Enlightened opinion has been wrong about inflation recently because belief in the Fed and monetary policy serves both theological and political purposes. When the media persuades the public that inflation is all about the Fed, it supports the virtue of austerity while absolving powerful private sector players of responsibility for inflation and other economic ills.
If voters are convinced by the media that the government, not the financial sector and lax supervision by the Federal Reserve and other agencies were responsible for the housing disaster of 2007-2010, the search for policy solutions will continue to go in the wrong direction. The millions of Americans who lost their homes and suffered through high unemployment that followed the housing crash have been directed to other scapegoats while the proponents of austerity when that housing disaster occurred largely escape responsibility for the lost nest eggs that it caused.
Focus on Fed monetary policy also siphons attention away from the excessive influence of corporate C-suites (See “The Big Short,” “Goliath,” “Fool’s Gold,” “These Are the Plunderers,” and other good books on the subject). The notion that “it’s all about the Fed” and monetary policy relegates problems caused by C-suite self-dealing and mistakes to the back burner.
Specific sectors of the U.S. economy where competition is weak also drive inflation. Health care for example is a sector where prices have risen faster than the CPI for decades. State and local interests that dominate health care allow hospitals, assorted sellers of supplies and equipment, layers of local administrators, local insurance specialists, and fantastically complex state and local insurance regulations to raise health care prices year after year.
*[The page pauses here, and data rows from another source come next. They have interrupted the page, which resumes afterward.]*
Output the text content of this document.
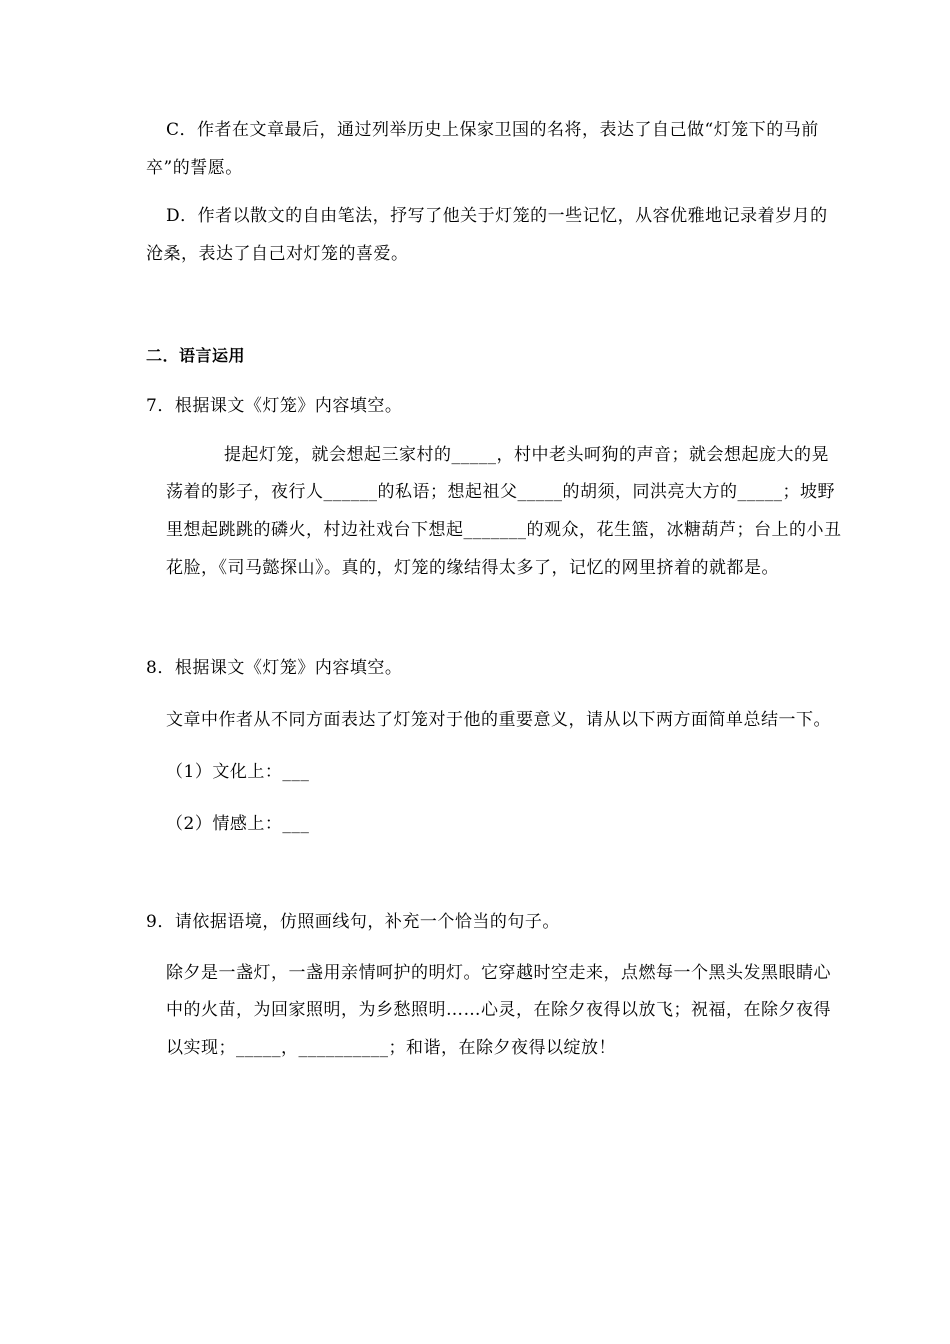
C．作者在文章最后，通过列举历史上保家卫国的名将，表达了自己做“灯笼下的马前
卒”的誓愿。
D．作者以散文的自由笔法，抒写了他关于灯笼的一些记忆，从容优雅地记录着岁月的
沧桑，表达了自己对灯笼的喜爱。
二．语言运用
7．根据课文《灯笼》内容填空。
提起灯笼，就会想起三家村的_____，村中老头呵狗的声音；就会想起庞大的晃
荡着的影子，夜行人______的私语；想起祖父_____的胡须，同洪亮大方的_____；坡野
里想起跳跳的磷火，村边社戏台下想起_______的观众，花生篮，冰糖葫芦；台上的小丑
花脸，《司马懿探山》。真的，灯笼的缘结得太多了，记忆的网里挤着的就都是。
8．根据课文《灯笼》内容填空。
文章中作者从不同方面表达了灯笼对于他的重要意义，请从以下两方面简单总结一下。
（1）文化上：___
（2）情感上：___
9．请依据语境，仿照画线句，补充一个恰当的句子。
除夕是一盏灯，一盏用亲情呵护的明灯。它穿越时空走来，点燃每一个黑头发黑眼睛心
中的火苗，为回家照明，为乡愁照明……心灵，在除夕夜得以放飞；祝福，在除夕夜得
以实现；_____，__________；和谐，在除夕夜得以绽放！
This drives ordinary Americans to distraction, but the health sectors’ costly localism is a political issue that the Fed cannot touch.
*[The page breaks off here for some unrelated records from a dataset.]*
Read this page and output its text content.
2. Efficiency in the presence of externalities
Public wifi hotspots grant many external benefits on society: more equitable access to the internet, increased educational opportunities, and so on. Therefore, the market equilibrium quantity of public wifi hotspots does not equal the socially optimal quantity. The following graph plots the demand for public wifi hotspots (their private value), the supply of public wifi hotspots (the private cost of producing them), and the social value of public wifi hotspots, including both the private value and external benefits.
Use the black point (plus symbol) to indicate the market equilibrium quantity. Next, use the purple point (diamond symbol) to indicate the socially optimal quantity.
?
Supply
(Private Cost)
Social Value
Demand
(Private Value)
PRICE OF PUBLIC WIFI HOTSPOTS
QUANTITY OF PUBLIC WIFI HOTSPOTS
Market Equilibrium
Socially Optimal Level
Belief in monetary policy controlled by the Fed to largely manage the economy minimizes the role of government investments. These investments, historically major drivers of development, are referred to pejoratively as “spending.” Sectors like defense, science, public works, public safety, education, social security, public health and childcare that often drive growth and employment are seen negatively because monetary policy directed by the Fed is assumed to take care of so much.
In sum, the belief that “it’s all about the Fed” ignores reality. Exaggerating the Fed role in fighting inflation exonerates culprits in the private sector. It also undervalues the importance of government policies that are needed to stimulate supply and prevent price manipulation. Government and private sector actions to deal with the COVID crisis, reopen supply chains, expand energy production, and invest in infrastructure get short shrift when in fact they have done far more to fight inflation than Fed monetary policy. “Enlightened opinion” in 2024 gives the Fed far too much credit for bringing inflation to heel, and excessive reliance on the Fed and monetary policy threatens the country’s ability to deal with other vitally important economic issues in the future.
Paul A. London, Ph.D., was a senior policy adviser and deputy undersecretary of Commerce for Economics and Statistics in the 1990s, a deputy assistant administrator at the Federal Energy Administration and Energy Department, and a visiting fellow at the American Enterprise Institute. A legislative assistant to Sen. Walter Mondale (D-Minn.) in the 1970s, he was a foreign service officer in Paris and Vietnam and is the author of two books, including “The Competition Solution: The Bipartisan Secret Behind American Prosperity” (2005).